Labour conference will this week vote on a raft of rule changes agreed by the party’s ruling body – but the revival of Shadow Cabinet elections is not among them.
The package of party reforms would confirm that a sitting leader will not have to seek nominations in the event of a leadership challenge, the explicit ruling out of councillors’ ability to support illegal budgets, and new policy powers for Women’s Conference and the Scottish and Welsh Labour parties.
The changes will be debated and approved or rejected on Tuesday morning but their passage into the rule book may not go smoothly. Some pro-Corbyn elements of the party’s left are unhappy that the Conference Arrangements Committee (CAC) has determined that the rule changes will be voted on “as a single item”, meaning that delegates will not be able to support or reject individual reforms.
Among the measures proposed, most of the disquiet from the left relate to changes to the composition of the national executive committee. If delegates approve the plans this week then one frontbencher from both Scottish Labour and Welsh Labour will be added to the NEC. Importantly, the choice of NEC rep will be decided by the leaders of the Scottish and Welsh parties – and, with Kezia Dugdale and Carwyn Jones both seen as Corbynsceptic figures, it would be likely to mean the two new members would make life more difficult for the left. In the finely balanced political make-up of the NEC, they could make a huge difference.
Some more hardline left-wing delegates are also sceptical of a rule that would make explicit that Labour councillors will “face disciplinary action” if they support an “illegal budget”, which ignores cuts implemented by the Government.
The row over illegal budgets was at the forefront of Labour’s internal battles in the 1980s, when the Militant-run Labour council in Liverpool set an illegal “deficit budget”. This eventually led to Neil Kinnock’s famous conference speech lambasting “the grotesque chaos of… a Labour council hiring taxis to scuttle around a city handing out redundancy notices to its own workers”.
This could mean that Corbynite delegates will vote against the changes that would make it simpler for the veteran left-winger to be on the ballot in the event of another leadership challenge. In the rule book section on challenges, a new section would state that “the sitting Leader or Deputy Leader shall not be required to seek nominations in the event of a challenge”.
One pro-Corbyn delegate, who will be voting against the rule changes, described the decision to tie all the reforms into one package as “ridiculous”.
Scottish and Welsh Labour insiders are delighted with the reforms, however, which would hand them more power over UK party policy as well a new heap of devolved powers. This includes the leaders of each of the parties taking part in the important Clause V meetings to confirm the manifesto ahead of a UK election.

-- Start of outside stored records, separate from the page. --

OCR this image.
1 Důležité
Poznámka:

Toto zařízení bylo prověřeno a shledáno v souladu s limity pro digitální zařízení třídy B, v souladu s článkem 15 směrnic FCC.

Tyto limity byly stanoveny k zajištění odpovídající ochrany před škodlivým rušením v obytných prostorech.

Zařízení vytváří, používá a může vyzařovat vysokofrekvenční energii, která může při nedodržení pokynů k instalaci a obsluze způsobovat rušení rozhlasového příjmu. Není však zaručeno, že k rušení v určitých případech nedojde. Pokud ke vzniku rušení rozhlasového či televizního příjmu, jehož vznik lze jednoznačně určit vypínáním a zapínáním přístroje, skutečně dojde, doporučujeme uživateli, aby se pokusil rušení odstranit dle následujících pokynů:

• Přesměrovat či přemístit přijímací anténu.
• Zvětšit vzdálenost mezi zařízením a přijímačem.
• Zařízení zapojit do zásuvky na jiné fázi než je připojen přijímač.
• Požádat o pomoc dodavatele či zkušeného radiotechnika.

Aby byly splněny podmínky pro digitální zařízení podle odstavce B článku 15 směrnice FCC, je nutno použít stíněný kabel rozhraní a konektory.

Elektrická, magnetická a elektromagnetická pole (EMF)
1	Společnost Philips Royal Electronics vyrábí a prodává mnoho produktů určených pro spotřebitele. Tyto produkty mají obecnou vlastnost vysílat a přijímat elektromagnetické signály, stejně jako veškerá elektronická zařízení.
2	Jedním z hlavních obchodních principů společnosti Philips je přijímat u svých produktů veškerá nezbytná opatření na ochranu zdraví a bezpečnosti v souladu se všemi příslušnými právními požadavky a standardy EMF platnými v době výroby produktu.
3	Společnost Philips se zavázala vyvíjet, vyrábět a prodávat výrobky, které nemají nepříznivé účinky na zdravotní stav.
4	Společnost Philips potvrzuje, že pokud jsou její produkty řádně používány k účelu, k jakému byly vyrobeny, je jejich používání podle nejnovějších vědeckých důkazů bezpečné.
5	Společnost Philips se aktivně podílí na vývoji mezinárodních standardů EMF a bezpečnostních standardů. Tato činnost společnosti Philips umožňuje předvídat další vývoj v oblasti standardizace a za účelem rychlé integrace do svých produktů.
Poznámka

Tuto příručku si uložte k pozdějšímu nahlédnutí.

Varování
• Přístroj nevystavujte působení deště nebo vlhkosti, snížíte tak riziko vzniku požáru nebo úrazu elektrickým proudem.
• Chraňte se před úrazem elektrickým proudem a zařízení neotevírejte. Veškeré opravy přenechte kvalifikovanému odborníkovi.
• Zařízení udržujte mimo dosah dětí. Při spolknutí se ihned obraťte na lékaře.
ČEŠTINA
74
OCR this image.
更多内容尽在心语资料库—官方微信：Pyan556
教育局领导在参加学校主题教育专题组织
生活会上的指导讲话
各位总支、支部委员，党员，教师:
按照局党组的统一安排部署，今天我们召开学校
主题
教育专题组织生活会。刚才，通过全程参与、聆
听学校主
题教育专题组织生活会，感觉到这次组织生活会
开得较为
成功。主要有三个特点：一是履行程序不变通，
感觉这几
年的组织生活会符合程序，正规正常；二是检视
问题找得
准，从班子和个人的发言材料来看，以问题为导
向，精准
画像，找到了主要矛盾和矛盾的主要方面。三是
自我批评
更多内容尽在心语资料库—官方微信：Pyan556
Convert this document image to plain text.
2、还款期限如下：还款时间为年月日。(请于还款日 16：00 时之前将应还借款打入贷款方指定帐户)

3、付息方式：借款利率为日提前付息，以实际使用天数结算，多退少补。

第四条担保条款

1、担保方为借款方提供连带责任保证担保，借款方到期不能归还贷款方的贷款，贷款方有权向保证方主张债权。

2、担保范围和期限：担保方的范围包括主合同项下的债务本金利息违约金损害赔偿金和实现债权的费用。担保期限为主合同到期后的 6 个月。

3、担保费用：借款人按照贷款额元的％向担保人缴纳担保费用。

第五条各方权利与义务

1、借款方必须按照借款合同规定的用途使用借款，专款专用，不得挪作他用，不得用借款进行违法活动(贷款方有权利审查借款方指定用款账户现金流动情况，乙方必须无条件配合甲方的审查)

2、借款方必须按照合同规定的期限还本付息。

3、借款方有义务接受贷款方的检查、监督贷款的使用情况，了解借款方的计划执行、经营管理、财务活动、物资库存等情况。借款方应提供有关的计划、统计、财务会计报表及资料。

Yet the most important aspects for them is that the parties would be able to determine their own policy on areas not currently devolved, and totally independent of UK party policy, and be given power over selections for Westminster seats in Scotland and Wales.
“This is what we’ve been pushing for for a decade,” said one Scottish Labour insider, who said that the new rules would avoid a re-run of the Falkirk selection row, in which it is claimed the then-Scottish Labour leader, Johann Lamont, was kept in the dark.
They also said that the party could possibly take its own positions on areas like defence, foreign affairs and welfare. Any policy differences with the UK party would have to be worked out through the framework of the National Policy Forum (NPF) or newly adopted procedures.